Die Großmutter-Theorie
Die US-amerikanische Soziobiologin und Anthropologin Sarah Blaffer Hrdy entwickelt in ihrem spannenden Buch Mütter und andere (Berlin 2010) die Theorie, dass alles mit der Fürsorge für den Nachwuchs begann. Menschenaffenbabys bleiben ja jahrelang von Erwachsenen abhängig und sind alleine nicht überlebensfähig. Sie werden von ihren Müttern gesäugt und gefüttert, bis sie ungefähr fünf Jahre alt sind. Der Preis dafür ist, dass die Mütter während dieser ersten Jahre nicht wieder schwanger werden können. Andere Gruppenmitglieder beschäftigen sich zuweilen auch mit den Kleinen, aber die Hauptarbeit liegt ganz klar bei der leiblichen Mutter. Genau hier setzt der kleine Unterschied ein, mit dem sich Hrdys Meinung nach die Frühmenschen von ihren Cousins trennten. Mütter begannen, Helfer einzuspannen und die Fürsorge für die Erziehung der Kleinen mit anderen Verwandten zu teilen: mit den Vätern, aber auch mit anderen Familienmitgliedern – allen voran mit den eigenen Müttern. Diese Großmütter, die im günstigen Fall noch Jahre nach ihrer letzten eigenen Schwangerschaft lebten, halfen bei der Aufzucht ihrer Enkel und machten so den entscheidenden Unterschied. Sie trugen dazu bei, dass Mütter früher wieder schwanger wurden und dass die eigenen langlebigen Gene weitergegeben wurden, sodass auch diese Kinder später alt genug werden würden, um wiederum in die Großelternrolle schlüpfen zu können. Neuere Forschung der Anthropologen James Coxworth und Kristen Hawkes weist noch auf einen weiteren, möglichen »Oma-Effekt«: Dass nämlich Mütter, deren Kinder in einer Großfamilie gut versorgt wurden, nicht nur mehr Kinder bekamen, sondern sich auch fester an die jeweiligen Väter banden und so monogame Zweierbeziehungen die Regel wurden.

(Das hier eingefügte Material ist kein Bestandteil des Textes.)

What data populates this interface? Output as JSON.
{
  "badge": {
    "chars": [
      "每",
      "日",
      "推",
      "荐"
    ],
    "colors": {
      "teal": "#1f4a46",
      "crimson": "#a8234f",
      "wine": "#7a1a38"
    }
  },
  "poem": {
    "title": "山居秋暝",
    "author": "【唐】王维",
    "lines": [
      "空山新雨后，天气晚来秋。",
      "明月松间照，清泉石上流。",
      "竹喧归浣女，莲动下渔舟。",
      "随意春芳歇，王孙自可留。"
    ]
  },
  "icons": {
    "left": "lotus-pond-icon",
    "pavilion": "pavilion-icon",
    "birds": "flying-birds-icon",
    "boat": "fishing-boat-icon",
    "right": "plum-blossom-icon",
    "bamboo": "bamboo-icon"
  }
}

Dass sich die soziale Struktur der frühen Menschen langsam veränderte, hatte weitreichende Konsequenzen für die Entwicklung des menschlichen Gehirns. Denn das kleine Baby hatte es bis zu einem gewissen Grad selbst in der Hand, wie gut es versorgt wurde. Wenn es ihm gelang, die Erwachsenen für sich einzunehmen, sie an sich zu binden, dann vergrößerten sich die Chancen, dass es auch die Zuwendung bekam, die es für eine gesunde Entwicklung brauchte. Dafür brauchte es neue Fähigkeiten: Es musste lernen, die Befindlichkeiten der Erwachsenen zu verstehen und vorherzusehen, es musste lernen, sich in andere hineinzuversetzen. Es musste die Kunst der Kommunikation erlernen und selbst umgänglich sein. Je einfühlsamer Kinder und Erwachsene sich begegneten, je empathischer sie waren, umso häufiger überlebten sie und konnten ihre Gene weitergeben. Von hier führt der Weg zu weiteren Entwicklungsschritten: Wer sich gut in andere hineinversetzen kann, plant besser und kann seine Intelligenz besser einsetzen. Kommunikative Bedürfnisse begünstigen die Entwicklung der Sprache. Die Intelligenz wird angeregt und führt zu planvollem und bewusstem Verhalten. Einerseits wären die Errungenschaften der Menschheit der letzten Jahrtausende nicht möglich gewesen, wenn der Mensch nicht ein Wesen wäre, das über Empathie, Einfühlungsvermögen, Intelligenz und Gemeinschaftssinn verfügte. Andererseits bedeutet dies aber auch, dass der Mensch ohne Bindung und Gemeinschaft nur schwer Sinnhaftigkeit erfahren kann und im Falle des Verlustes von Bindung und Gemeinschaft großes seelisches Leid erfährt.
Die Großmutter-Theorie ist letztlich nicht bewiesen. Sie würde aber nicht nur den emotionalen Quantensprung erklären, der die Menschheit in ihrer Frühzeit in ein neues Zeitalter katapultiert hat, sondern auch, warum die Weibchen der menschlichen Spezies noch Jahrzehnte nach ihrer Gebärfähigkeit weiterleben.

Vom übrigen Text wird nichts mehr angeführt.